Here is a toy example to reproduce the issue I am having:
import tensorflow as tf
import tempfile
from IPython import embed
sequences = [[1, 2, 3], [4, 5, 1], [1, 2]]
label_sequences = [[0, 1, 0], [1, 0, 0], [1, 1]]
def make_example(sequence, labels):
ex = tf.train.SequenceExample()
sequence_length = len(sequence)
ex.context.feature["length"].int64_list.value.append(sequence_length)
fl_tokens = ex.feature_lists.feature_list["tokens"]
fl_labels = ex.feature_lists.feature_list["labels"]
for token, label in zip(sequence, labels):
fl_tokens.feature.add().int64_list.value.append(token)
fl_labels.feature.add().int64_list.value.append(label)
return ex
writer = tf.python_io.TFRecordWriter('./test.tfrecords')

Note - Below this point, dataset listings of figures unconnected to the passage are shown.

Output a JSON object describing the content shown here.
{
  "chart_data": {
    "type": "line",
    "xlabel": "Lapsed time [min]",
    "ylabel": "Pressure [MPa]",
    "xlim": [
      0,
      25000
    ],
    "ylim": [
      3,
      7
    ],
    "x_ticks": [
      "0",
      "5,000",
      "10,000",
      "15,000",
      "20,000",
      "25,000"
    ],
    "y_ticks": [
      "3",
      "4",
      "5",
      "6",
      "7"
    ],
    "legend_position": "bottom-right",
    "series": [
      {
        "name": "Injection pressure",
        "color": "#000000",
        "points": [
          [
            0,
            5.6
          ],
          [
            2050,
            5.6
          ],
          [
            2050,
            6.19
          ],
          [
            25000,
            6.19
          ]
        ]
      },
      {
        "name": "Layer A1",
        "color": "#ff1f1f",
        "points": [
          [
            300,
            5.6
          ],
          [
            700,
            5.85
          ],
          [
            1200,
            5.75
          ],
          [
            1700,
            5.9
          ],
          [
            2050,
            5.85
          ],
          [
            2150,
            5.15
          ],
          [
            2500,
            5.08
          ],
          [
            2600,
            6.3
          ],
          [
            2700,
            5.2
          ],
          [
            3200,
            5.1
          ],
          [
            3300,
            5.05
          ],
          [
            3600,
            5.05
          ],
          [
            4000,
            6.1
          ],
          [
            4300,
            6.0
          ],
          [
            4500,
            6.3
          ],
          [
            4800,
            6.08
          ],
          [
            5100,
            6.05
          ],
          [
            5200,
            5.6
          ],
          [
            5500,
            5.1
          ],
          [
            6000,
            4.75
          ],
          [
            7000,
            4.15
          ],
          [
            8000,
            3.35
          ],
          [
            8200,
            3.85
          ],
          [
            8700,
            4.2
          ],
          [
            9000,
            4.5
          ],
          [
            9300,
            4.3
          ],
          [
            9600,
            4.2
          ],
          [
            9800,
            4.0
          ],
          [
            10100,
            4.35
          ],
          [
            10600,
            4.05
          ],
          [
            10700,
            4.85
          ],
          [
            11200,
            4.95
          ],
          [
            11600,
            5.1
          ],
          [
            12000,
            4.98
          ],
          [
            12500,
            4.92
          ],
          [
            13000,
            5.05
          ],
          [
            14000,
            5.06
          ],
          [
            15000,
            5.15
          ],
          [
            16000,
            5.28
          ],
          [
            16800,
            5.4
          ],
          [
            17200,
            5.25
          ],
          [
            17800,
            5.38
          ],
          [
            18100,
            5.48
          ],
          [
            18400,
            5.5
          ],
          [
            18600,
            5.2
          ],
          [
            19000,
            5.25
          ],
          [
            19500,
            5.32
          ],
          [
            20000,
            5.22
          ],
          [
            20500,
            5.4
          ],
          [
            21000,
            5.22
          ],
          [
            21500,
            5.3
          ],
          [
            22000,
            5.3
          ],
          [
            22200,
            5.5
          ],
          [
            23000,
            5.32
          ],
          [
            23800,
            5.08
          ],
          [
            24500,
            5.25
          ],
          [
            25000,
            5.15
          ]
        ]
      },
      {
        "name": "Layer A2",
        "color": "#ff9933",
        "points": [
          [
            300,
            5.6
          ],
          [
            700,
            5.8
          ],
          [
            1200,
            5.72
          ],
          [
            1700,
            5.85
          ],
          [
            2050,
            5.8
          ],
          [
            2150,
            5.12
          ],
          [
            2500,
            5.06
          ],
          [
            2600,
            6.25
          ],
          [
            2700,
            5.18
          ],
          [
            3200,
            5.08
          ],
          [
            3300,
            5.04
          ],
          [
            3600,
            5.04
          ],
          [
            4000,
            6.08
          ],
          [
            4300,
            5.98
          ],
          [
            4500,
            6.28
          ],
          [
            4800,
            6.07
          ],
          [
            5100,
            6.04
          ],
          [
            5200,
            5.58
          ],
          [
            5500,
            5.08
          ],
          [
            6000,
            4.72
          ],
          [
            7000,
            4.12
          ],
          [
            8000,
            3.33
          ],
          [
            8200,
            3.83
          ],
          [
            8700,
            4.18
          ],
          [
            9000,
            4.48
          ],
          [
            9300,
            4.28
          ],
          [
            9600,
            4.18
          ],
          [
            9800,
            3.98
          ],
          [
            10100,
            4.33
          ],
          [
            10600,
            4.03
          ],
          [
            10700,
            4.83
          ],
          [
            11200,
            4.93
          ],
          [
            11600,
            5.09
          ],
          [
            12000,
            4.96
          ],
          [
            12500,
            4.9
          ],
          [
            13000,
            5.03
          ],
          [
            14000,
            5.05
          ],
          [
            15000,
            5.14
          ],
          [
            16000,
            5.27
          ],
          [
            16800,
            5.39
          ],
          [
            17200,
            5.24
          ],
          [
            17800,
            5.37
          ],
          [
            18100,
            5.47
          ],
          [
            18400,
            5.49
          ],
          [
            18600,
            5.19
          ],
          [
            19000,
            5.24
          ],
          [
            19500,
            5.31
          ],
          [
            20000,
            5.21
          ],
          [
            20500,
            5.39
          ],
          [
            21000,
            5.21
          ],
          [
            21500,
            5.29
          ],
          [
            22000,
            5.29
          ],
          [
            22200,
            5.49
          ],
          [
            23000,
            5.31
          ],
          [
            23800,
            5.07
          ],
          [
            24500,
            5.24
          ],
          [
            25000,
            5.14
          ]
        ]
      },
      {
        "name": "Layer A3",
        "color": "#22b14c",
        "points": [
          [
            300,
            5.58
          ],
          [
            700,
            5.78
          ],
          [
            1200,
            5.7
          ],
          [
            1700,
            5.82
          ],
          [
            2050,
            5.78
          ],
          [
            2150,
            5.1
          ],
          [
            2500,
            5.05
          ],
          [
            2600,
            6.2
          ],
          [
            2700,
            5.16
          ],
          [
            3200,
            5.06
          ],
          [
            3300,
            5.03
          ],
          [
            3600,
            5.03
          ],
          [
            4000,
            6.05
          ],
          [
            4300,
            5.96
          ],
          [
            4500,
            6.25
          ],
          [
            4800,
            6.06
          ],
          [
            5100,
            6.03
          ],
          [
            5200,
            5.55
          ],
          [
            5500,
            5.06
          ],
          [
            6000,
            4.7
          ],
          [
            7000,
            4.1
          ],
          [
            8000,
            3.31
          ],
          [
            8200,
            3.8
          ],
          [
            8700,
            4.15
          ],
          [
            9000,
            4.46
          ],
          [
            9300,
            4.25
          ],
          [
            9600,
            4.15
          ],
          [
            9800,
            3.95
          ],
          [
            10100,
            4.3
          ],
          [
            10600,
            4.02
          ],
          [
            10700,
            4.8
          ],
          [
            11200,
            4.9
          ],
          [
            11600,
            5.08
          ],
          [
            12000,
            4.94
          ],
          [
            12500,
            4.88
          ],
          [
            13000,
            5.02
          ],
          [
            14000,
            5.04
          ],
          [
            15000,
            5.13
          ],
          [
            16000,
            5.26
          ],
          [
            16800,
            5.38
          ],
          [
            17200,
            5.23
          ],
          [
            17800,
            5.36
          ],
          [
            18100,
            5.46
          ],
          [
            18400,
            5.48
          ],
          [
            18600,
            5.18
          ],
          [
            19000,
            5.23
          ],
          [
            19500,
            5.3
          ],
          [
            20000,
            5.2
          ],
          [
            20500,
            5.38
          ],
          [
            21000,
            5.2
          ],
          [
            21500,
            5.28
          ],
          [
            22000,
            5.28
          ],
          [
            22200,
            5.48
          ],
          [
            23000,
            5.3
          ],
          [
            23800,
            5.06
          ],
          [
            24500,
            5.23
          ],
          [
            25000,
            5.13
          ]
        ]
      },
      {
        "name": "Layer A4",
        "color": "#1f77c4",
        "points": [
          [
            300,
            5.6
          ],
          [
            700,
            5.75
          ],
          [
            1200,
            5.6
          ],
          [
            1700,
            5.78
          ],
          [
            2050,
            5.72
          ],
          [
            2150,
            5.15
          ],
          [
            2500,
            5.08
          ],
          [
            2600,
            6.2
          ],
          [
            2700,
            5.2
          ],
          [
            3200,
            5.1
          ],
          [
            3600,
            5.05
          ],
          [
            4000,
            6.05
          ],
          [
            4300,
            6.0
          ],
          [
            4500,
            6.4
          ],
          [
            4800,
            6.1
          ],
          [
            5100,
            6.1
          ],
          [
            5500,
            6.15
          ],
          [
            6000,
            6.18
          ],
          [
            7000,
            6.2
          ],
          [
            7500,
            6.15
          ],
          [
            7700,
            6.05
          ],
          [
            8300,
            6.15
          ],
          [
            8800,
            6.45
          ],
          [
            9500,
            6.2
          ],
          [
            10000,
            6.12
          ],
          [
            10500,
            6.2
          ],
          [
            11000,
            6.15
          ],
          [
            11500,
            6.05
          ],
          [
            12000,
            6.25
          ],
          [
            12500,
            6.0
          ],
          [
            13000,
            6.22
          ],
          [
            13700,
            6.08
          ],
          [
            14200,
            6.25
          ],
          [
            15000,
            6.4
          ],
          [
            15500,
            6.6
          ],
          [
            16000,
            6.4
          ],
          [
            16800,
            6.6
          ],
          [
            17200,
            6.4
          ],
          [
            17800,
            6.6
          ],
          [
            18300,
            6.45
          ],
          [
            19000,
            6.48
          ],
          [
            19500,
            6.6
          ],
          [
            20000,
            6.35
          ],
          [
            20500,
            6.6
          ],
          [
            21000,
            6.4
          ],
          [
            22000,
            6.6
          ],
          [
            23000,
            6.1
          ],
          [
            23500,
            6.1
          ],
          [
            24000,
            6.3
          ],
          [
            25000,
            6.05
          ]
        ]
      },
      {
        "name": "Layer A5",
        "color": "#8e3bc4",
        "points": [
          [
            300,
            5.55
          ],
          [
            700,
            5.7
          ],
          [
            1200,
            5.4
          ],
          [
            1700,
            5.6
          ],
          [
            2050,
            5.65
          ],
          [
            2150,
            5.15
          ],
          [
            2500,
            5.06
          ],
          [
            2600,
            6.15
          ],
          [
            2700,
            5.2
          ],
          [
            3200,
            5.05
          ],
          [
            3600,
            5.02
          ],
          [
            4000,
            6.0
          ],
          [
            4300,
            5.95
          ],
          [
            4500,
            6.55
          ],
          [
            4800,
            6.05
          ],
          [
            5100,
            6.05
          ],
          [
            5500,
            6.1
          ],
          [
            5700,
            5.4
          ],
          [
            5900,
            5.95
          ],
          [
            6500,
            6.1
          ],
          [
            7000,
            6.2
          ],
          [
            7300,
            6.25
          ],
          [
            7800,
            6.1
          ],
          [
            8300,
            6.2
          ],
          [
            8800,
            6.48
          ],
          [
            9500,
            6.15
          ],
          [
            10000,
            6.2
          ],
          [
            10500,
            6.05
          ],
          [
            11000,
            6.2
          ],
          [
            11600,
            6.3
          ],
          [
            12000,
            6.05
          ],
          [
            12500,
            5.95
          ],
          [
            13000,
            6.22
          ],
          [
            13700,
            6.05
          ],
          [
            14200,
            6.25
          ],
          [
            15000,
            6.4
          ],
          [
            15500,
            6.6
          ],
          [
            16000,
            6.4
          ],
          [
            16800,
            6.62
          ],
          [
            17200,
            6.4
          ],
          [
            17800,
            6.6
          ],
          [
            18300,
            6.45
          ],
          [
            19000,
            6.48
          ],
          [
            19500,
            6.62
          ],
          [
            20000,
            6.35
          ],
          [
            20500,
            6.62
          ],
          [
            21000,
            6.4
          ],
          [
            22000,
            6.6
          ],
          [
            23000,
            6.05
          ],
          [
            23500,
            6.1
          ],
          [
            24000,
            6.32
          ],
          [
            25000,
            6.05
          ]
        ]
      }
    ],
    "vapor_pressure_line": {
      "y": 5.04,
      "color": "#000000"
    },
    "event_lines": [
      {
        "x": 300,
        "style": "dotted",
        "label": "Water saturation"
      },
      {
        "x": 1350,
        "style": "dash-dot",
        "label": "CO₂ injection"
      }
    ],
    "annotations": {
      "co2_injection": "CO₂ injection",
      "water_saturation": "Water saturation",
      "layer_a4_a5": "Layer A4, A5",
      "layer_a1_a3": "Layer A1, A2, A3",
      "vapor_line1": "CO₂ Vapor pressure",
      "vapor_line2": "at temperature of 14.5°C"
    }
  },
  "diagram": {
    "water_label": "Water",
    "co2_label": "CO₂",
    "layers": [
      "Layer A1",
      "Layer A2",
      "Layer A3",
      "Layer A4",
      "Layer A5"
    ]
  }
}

for sequence, label_sequence in zip(sequences, label_sequences):
ex = make_example(sequence, label_sequence)
writer.write(ex.SerializeToString())
writer.close()
tf.reset_default_graph()
file_name_queue = tf.train.string_input_producer(['./test.tfrecords'], num_epochs=None)
reader = tf.TFRecordReader()
context_features = {
"length": tf.FixedLenFeature([], dtype=tf.int64)
}
sequence_features = {
"tokens": tf.FixedLenSequenceFeature([], dtype=tf.int64),
"labels": tf.FixedLenSequenceFeature([], dtype=tf.int64)
}
ex = reader.read(file_name_queue)
# Parse the example (returns a dictionary of tensors)
context_parsed, sequence_parsed = tf.parse_single_sequence_example(
serialized=ex,
context_features=context_features,
sequence_features=sequence_features
)
context = tf.contrib.learn.run_n(context_parsed, n=1, feed_dict=None)
print(context[0])
sequence = tf.contrib.learn.run_n(sequence_parsed, n=1, feed_dict=None)
print(sequence[0])
The associated stack trace is:
Traceback (most recent call last):
File "/usr/local/lib/python3.5/dist-packages/tensorflow/python/framework/common_shapes.py", line 594, in call_cpp_shape_fn
status)
File "/usr/lib/python3.5/contextlib.py", line 66, in exit
next(self.gen)
File "/usr/local/lib/python3.5/dist-packages/tensorflow/python/framework/errors.py", line 463, in raise_exception_on_not_ok_status
pywrap_tensorflow.TF_GetCode(status))
tensorflow.python.framework.errors.InvalidArgumentError: Shape must be rank 0 but is rank 1
During handling of the above exception, another exception occurred:
Traceback (most recent call last):
File "my_test.py", line 51, in
sequence_features=sequence_features
File "/usr/local/lib/python3.5/dist-packages/tensorflow/python/ops/parsing_ops.py", line 640, in parse_single_sequence_example
feature_list_dense_defaults, example_name, name)
File "/usr/local/lib/python3.5/dist-packages/tensorflow/python/ops/parsing_ops.py", line 837, in _parse_single_sequence_example_raw
name=name)
File "/usr/local/lib/python3.5/dist-packages/tensorflow/python/ops/gen_parsing_ops.py", line 285, in _parse_single_sequence_example
name=name)
File "/usr/local/lib/python3.5/dist-packages/tensorflow/python/framework/op_def_library.py", line 749, in apply_op
op_def=op_def)
File "/usr/local/lib/python3.5/dist-packages/tensorflow/python/framework/ops.py", line 2382, in create_op
set_shapes_for_outputs(ret)
File "/usr/local/lib/python3.5/dist-packages/tensorflow/python/framework/ops.py", line 1783, in set_shapes_for_outputs
shapes = shape_func(op)
File "/usr/local/lib/python3.5/dist-packages/tensorflow/python/framework/common_shapes.py", line 596, in call_cpp_shape_fn
raise ValueError(err.message)
ValueError: Shape must be rank 0 but is rank 1
I posted this as a potential issue over on github though it seems I may just be using it incorrectly: Tensorflow Github Issue
So with the background information out of the way, I'm just wondering if I am in fact making an error here? Any help in the right direction would be greatly appreciated, its been a few days and my poking around hasn't panned out. Thanks all!
Got it and it was a bad assumption on my part. The tf.TFRecordReader.read(queue, name=None) returns a tuple when I assumed it would have returned just the value not (key, value) which I was directly passing into the example parser.